Проснулся от бьющего в лицо солнечного луча. Спохватился, сел, дернувшись, проверил наличие сумки, кошелька и телефона, выдохнул, успокоился и посмотрел на часы - дремал меньше четверти часа. Даже кофе не успел остыть. Сделал большой глоток, сменил позу и попытался вспомнить сон. Опять ускользнувшее ощущение чего-то важного оставило горький привкус обиды во рту. Радио в кафе вернулось к старому року. Наваждение рассеялось. Потянулся к телефону, хотел записать в заметки хотя бы обрывки, что запомнила нецепкая слабая память, но выходило тяжело и топорно. Слова "рассветные шаги", "колокольный звон" и "гордый ветер" не имели ничего общего с увиденной во сне действительностью.
От расстройства допил последний пряно-тыквенные остатки, потряс стаканчик и свесил ноги с подоконника. Подошел к стойке, попросил еще.
Темноглазая девушка посмотрела внимательно, в глазах ее пела свирель.
Начал было отнекиваться, потом одернул себя, вздохнул и пожал плечами: надо, так надо.
- Спасибо! - схватил стаканчик, вернулся на подоконник, сделал глоток и вздрогнул: кофе оказался обжигающе горячим. Улицу заливал солнечный свет. Облака словно пушками разогнали, небо манило синевой, да такой чистой, какую очень давно не видел в собственно городе. По осеннему прозрачный, почти осязаемый воздух дрожал за окном, казалось, протяни руку и сожмешь в горсти. Не удержался и протянул. Пальцы уткнулись в оконное стекло, в собственное отражением. Присмотрелся - вздрогнул: со стороны улицы, втиснувшись между пустыми стульями, кто-то стоял и прижимал руку к стеклу с той стороны. Заглянул в глаза - синие-синие осколки неба вдруг рассмеялись, подмигнули и исчезли. Отпрянул от окна, думал, что показалось, приглючилось, слишком много кофеина на одну больную голову. Едва удержал трясущимися пальцами стакан, перегнулся через подоконник, чтобы отставить на низкий стол и не залить тыквой и специями серую обивку матраса и чуть не заплакал от разочарования.

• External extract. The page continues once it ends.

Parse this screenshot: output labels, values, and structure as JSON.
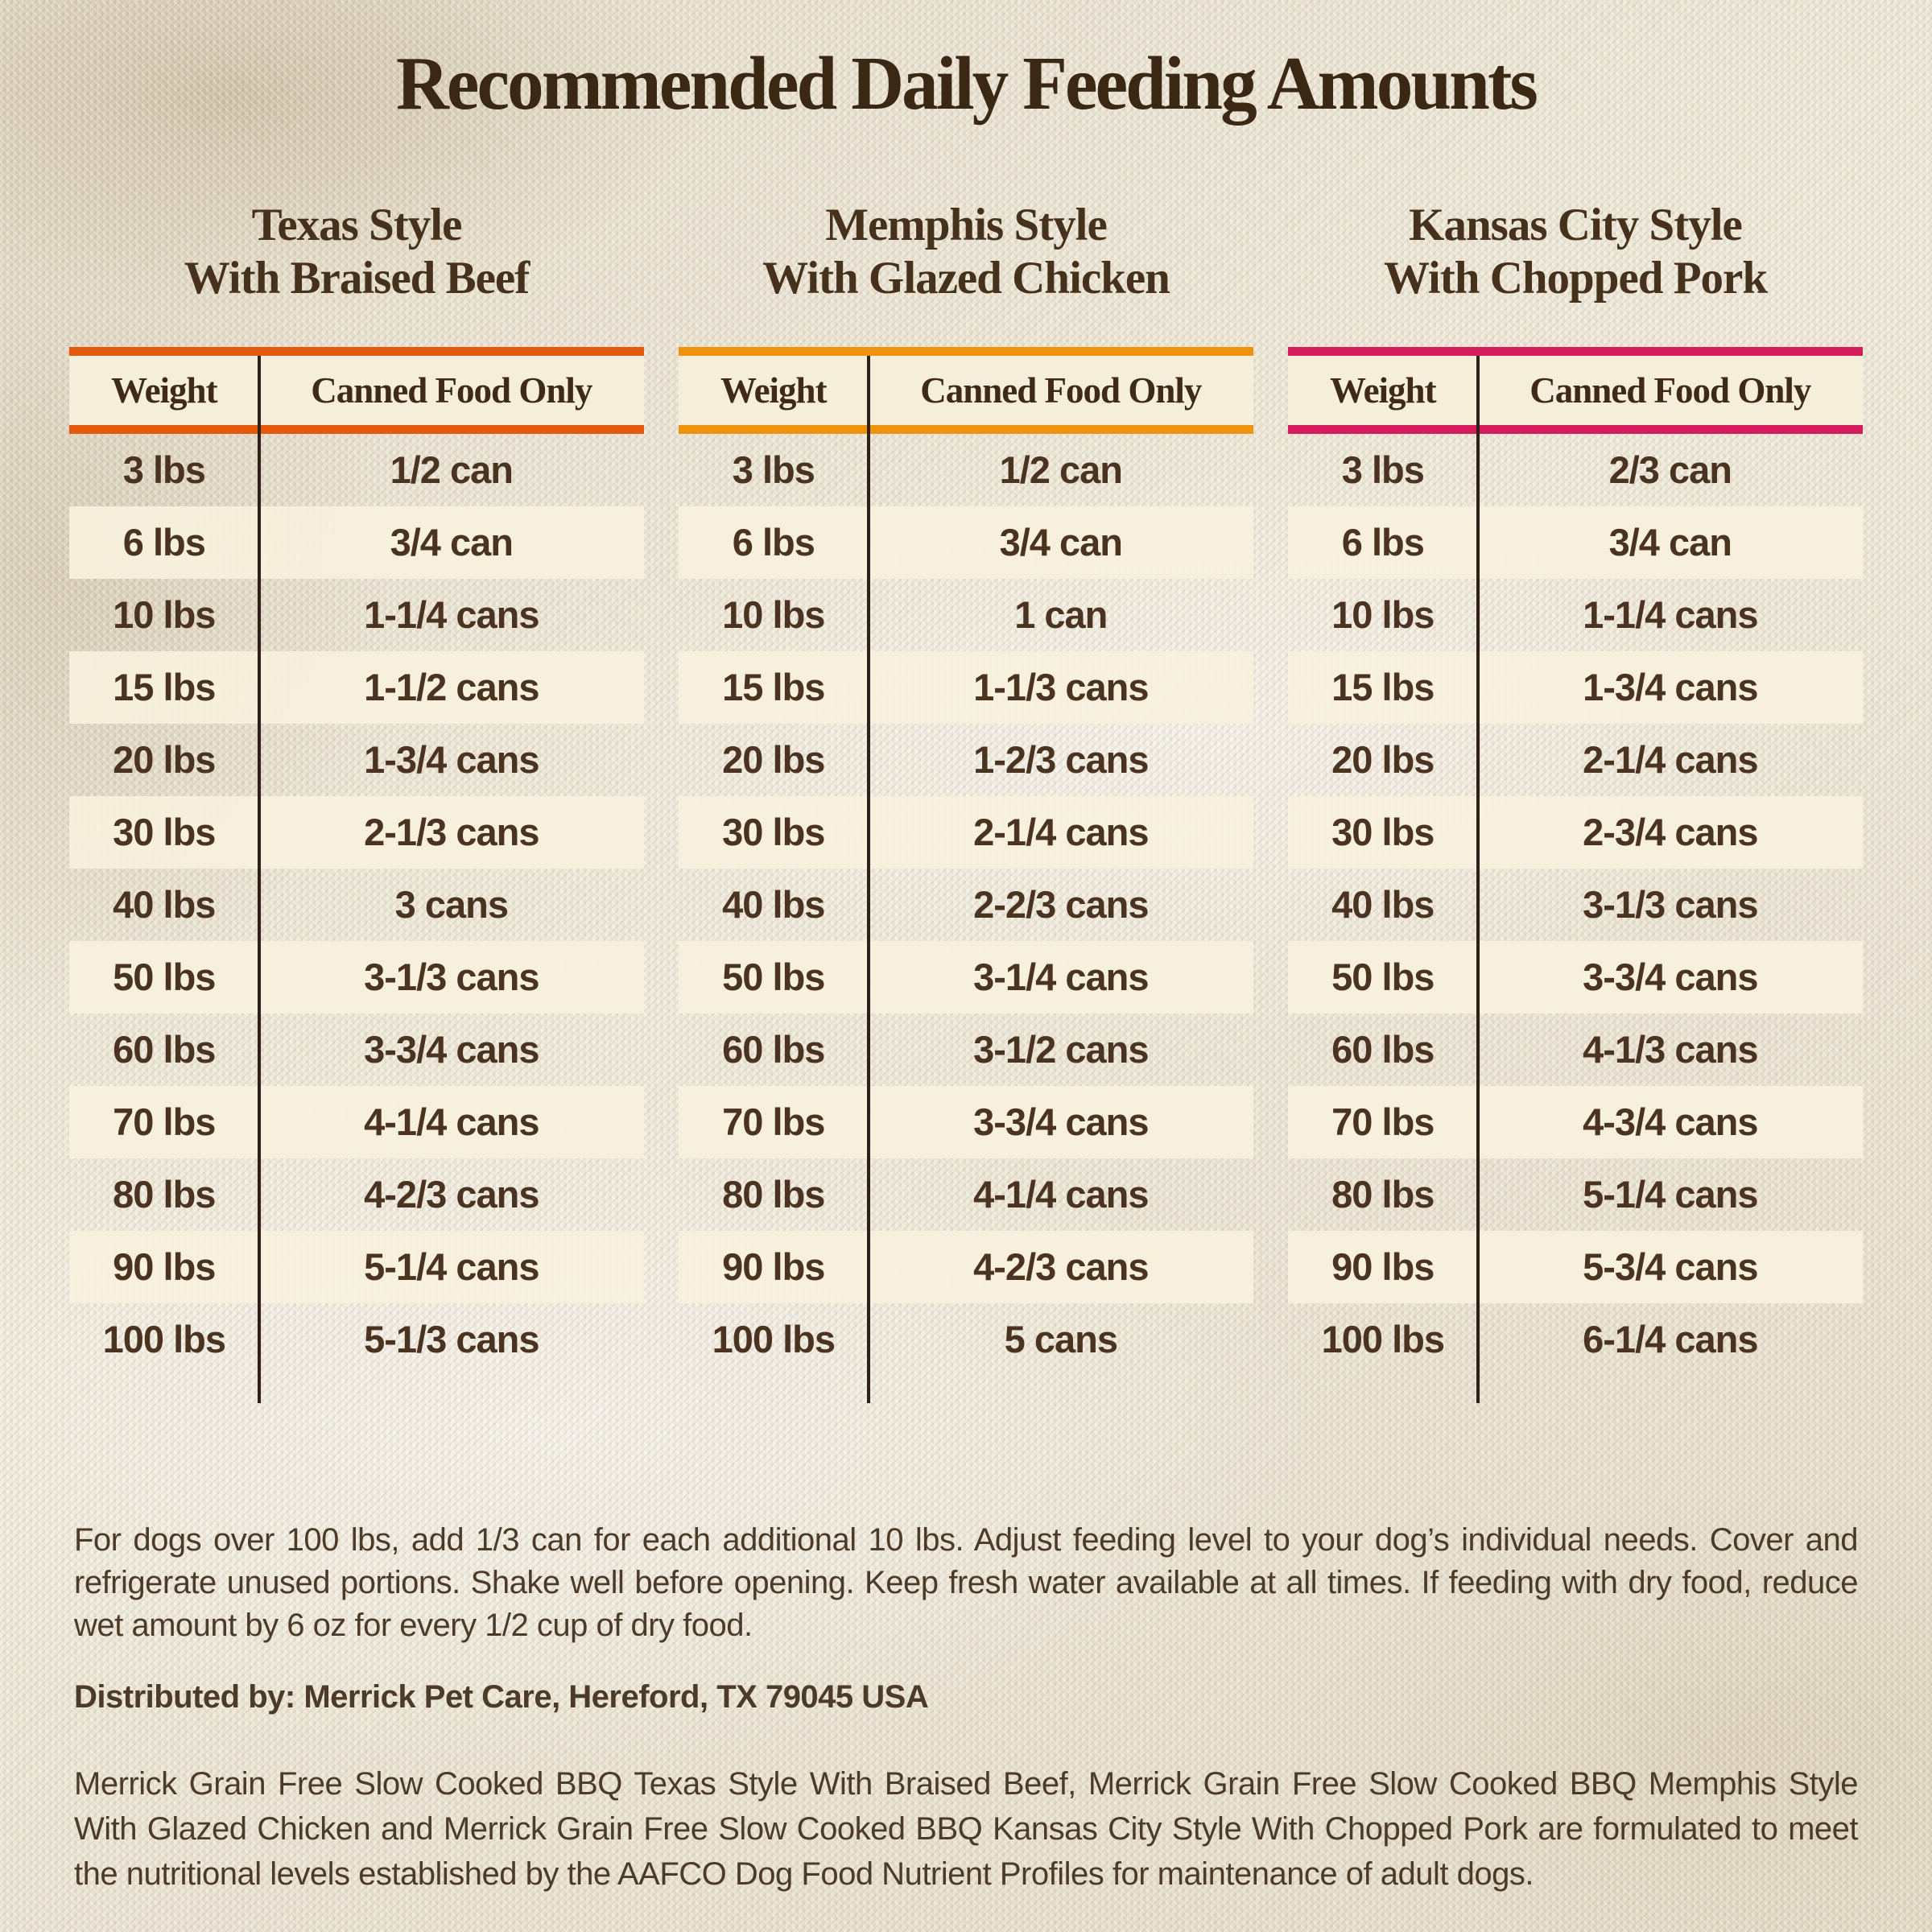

Впервые за долгое время подумал, что было бы неплохо, если бы было что-то кроме отражений в тусклых витринах. Что-то, что наполнило бы мир смыслом и объемам, принесло ответ на мучающий его вопрос - зачем? Вопрос, который даже про себя раньше не отваживался задавать, подменял понятия, трусливо бежал, искал форму, отговариваясь от содержания, опасаясь столкнуться с пустотой, снова и снова думая о потерянном одиноком Боге на дальнем облаке. Хотел, чтобы как в книгах, хотел точно знать, что жив, хотел уравновесить хоть чем-то душу, которая, как известно, легче перышка, и ветер творит с ней, что только захочет.
Откинулся на стену, прикрыл глаза, услышал, как хлопнула дверь и зазвенели колокольчики (медный колокол на холме призывает утро) над дверью.
Зажмурился покрепче, на ощупь дотянулся до стакана и сделал еще один глоток, неторопливо смакуя, медленно, неторопливо, растягивая момент, выпивая до дна единым порывом. Слушал, как шелестит, разматываясь, шелковый индийский шарф-палантин, как твидовое пальто с шумом падает поверх его собственного, дурацкая теплая шапка летит туда же, позволяя волосам вырваться на свободу и рассыпаться по плечам, легкие шаги торопятся - пять шагов до стойки - стонет кофемолка, тают в воздухе специи, смешивается новая порция тыквенно-пряничного латте, звон монет, улыбки, смех и облако корицы, плывущее до бежевой стены, пять шагов обратно...
- Ну наконец-то, - сказал.
- Здравствуй, - сказал.
- Долго же ты, - сказал.
- Я скучал, - сказал, наконец, вслух и открыл глаза.